Freitag, 30. November 2012

Licht, das singt


Ottmar Hinz (Hg.): Licht, das singt: Das Bremer Fensterwerk von Alfred Manessier, 136 Seiten, Bremen 2012

Wer die gotische Bremer Ratskirche Unser Lieben Frauen im Herzen Bremens betritt, wird sofort von den außergewöhnlichen Lichtverhältnissen und den farbenprächtigen Fenstern in ihren Bann gezogen. Zwischen 1965 und 1979 schuf der französische Maler Alfred Manessier (1911 – 1993) dieses Ensemble von 20 Kirchenfenstern, das durchaus als Meilenstein in der Geschichte der europäischen Glasfensterkunst des 20. Jahrhunderts bezeichnet werden kann. Mit Licht, das singt erscheint nun erstmals eine umfassende Darstellung dieses zeitlos modernen Werkes. Das Buch dokumentiert Manessiers Bremer Fensterkunst in Gesamt- und Detailaufnahmen und beleuchtet in Textbeiträgen unterschiedliche Facetten der Kunstauffassung und Persönlichkeit des Künstlers, die Quellen seiner Inspiration und die fruchtbare Zusammenarbeit mit den norddeutschen Auftraggebern, die sich vor 50 Jahren bewusst für die abstrakte Kunst und gegen die gegenständlich erzählende Kirchenfenstertradition entschieden haben. Manessiers Bremer Fensterzyklus entfaltet seinen ästhetischen Reiz und seine spirituelle Kraft durch nähere Betrachtung.
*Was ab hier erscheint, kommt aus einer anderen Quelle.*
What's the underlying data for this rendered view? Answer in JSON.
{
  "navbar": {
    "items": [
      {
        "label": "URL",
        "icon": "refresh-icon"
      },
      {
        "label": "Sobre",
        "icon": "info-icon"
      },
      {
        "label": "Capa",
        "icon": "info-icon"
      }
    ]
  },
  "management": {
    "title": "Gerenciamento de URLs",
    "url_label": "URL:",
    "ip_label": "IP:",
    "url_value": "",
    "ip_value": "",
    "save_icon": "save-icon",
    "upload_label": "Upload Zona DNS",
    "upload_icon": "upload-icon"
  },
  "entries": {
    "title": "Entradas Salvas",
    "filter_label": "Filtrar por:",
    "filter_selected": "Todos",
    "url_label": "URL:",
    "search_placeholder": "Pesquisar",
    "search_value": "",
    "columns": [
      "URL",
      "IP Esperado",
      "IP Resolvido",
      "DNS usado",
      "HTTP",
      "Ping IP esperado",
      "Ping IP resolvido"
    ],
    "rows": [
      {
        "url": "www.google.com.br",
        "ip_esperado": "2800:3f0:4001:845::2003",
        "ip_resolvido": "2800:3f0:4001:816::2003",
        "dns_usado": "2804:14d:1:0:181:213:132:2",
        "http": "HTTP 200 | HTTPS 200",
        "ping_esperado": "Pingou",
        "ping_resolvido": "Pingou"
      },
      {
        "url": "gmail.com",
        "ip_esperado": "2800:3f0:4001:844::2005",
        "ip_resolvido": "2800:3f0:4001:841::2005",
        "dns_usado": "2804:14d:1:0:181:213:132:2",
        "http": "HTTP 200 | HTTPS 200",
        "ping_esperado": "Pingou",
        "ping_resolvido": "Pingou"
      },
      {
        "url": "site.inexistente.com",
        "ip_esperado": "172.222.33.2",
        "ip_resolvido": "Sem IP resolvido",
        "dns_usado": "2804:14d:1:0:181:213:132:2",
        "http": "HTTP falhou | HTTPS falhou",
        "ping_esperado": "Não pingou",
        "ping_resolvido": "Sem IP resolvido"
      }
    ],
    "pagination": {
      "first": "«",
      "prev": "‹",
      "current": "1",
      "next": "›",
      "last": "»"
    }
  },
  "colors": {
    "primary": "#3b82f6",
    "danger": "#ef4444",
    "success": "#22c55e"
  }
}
Dieser reich bebilderte Band lädt dazu ein, einen detaillierten Blick auf und durch die gläserne Farbenpracht zu werfen.

Handbuch kulturelle Bildung


Hildegard Bockhorst / Vanessa-Isabelle Reinwand / Wolfgang Zacharias (Hrsg.)Handbuch Kulturelle BildungSchriftenreihe Kulturelle Bildung vol. 30, München 2012, 1080 Seiten

Was ist Kulturelle Bildung? Was sind ihre theoretischen Grundlagen? In welchen Handlungsfeldern, Kunstsparten, Kultur- und Bildungseinrichtungen, Kontexten und Wirkungsformen findet sie statt? Obwohl Kulturelle Bildung seit einigen Jahren in aller Munde ist und zahlreiche Positionspapiere, Stellungnahmen, Modelle und Projekte ihre Aktualität und Bedeutung betonen, gab es bisher keine Gesamtdarstellung eines von vielen Expertinnen und Experten getragenen Verständnisses Kultureller Bildung.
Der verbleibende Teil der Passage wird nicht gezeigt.